I find it interesting that he refers to her goodness as both "grit" and "sand", and I wonder if both of those terms were common back then. (The book was published in 1884, but the setting was pre-war, sometime in the 1830s.) It reminds me a little of Mattie Ross in True Grit, but Mattie there is portrayed as hard, stubborn, and not soft at all. Yet Twain and Huck describe this honorable Mary Jane as having sand, and it being a good trait. And though Mary Jane has no problem with having slaves herself (they technically belonged to her father I suppose), she does have enough compassion for the slaves that she can't be happy about ripping families apart.
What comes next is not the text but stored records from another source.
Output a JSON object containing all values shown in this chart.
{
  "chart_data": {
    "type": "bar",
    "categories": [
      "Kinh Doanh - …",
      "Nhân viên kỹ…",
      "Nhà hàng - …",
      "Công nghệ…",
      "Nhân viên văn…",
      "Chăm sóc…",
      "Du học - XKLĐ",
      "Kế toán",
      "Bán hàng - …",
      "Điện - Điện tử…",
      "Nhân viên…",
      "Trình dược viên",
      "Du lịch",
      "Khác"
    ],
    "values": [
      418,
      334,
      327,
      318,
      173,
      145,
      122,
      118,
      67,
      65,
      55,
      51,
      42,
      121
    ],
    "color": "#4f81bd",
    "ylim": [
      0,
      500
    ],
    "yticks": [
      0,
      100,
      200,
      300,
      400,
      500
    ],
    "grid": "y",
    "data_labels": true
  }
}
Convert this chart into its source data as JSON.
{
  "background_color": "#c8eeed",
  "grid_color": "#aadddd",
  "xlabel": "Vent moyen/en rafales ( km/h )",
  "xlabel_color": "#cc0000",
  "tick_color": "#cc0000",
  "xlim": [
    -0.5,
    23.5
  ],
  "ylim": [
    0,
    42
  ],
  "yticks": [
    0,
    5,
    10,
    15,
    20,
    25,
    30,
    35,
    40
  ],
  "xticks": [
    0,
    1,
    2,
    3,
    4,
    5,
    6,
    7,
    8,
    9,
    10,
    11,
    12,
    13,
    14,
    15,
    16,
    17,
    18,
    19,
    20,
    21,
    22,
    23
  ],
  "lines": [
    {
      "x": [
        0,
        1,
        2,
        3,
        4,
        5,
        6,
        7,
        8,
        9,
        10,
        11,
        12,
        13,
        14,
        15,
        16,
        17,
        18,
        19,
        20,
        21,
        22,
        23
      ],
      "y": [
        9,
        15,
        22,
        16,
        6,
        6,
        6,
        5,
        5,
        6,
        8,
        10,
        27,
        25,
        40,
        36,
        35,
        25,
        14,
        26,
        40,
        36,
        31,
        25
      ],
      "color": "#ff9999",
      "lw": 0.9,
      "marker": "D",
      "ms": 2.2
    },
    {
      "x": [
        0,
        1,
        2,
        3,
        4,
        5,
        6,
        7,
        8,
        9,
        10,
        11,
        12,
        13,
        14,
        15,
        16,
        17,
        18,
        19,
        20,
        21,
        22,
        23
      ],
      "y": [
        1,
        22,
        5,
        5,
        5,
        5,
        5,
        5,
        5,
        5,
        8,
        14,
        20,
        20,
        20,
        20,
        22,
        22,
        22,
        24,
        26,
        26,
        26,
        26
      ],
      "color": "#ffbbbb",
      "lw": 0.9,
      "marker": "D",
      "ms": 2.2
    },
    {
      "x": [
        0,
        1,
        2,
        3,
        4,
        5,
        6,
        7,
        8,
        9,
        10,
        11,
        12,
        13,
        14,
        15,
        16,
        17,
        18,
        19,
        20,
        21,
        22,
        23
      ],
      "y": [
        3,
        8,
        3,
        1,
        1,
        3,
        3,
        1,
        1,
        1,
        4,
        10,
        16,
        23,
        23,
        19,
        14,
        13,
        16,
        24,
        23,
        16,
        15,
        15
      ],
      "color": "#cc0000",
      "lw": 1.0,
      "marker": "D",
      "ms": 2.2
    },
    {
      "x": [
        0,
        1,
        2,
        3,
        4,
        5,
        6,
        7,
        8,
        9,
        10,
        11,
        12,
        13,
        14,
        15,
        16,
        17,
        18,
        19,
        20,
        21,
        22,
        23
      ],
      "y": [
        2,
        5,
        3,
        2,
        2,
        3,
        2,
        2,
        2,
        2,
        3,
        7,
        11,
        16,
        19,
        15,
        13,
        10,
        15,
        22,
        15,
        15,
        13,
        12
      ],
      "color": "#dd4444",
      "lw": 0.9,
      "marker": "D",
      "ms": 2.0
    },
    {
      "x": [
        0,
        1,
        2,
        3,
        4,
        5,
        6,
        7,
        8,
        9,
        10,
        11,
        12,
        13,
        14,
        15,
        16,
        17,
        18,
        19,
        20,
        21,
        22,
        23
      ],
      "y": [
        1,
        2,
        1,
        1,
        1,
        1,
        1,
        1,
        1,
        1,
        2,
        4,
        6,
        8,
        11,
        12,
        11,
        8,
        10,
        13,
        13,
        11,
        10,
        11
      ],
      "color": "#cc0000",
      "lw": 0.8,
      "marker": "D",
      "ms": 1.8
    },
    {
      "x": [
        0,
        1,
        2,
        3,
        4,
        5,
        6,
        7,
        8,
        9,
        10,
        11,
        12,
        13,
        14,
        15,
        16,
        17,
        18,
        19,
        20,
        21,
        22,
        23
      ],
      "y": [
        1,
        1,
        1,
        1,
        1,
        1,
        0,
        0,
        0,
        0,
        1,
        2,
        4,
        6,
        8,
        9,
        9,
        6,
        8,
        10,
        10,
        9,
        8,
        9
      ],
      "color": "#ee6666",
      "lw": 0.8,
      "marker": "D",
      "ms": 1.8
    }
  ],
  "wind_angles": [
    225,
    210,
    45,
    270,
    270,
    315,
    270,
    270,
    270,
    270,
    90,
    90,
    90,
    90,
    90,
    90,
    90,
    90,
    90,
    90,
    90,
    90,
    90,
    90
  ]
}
It does make me wonder, though, if Jim ever reunited with his own family. During the book, he talks about buying his wife out of slavery and then working to buy their children out of slavery as well. He even recalls a story about hitting his disobedient daughter, only to discover that she had never heard his command in the first place; she became deaf due to a childhood fever, and he felt terrible about it. With all this talk of Jim's family, I found it ridiculous for him to go along with Tom Sawyer's shenanigans in delaying his escape from the Phelps's farm. Jim was a grown adult and should have been able to put his foot down. But I suppose that's the nature of slavery, that a grown man would have to submit his will to any white person, no matter the age. I still dislike Twain's ending to the novel, where the boys still talk about going off and having more adventures, and Jim never saying that he's going to go try to buy his wife with his new money. Unless the forty dollars isn't enough to buy her, and he needs to make more cash somehow? I just would have appreciated more clarification about that.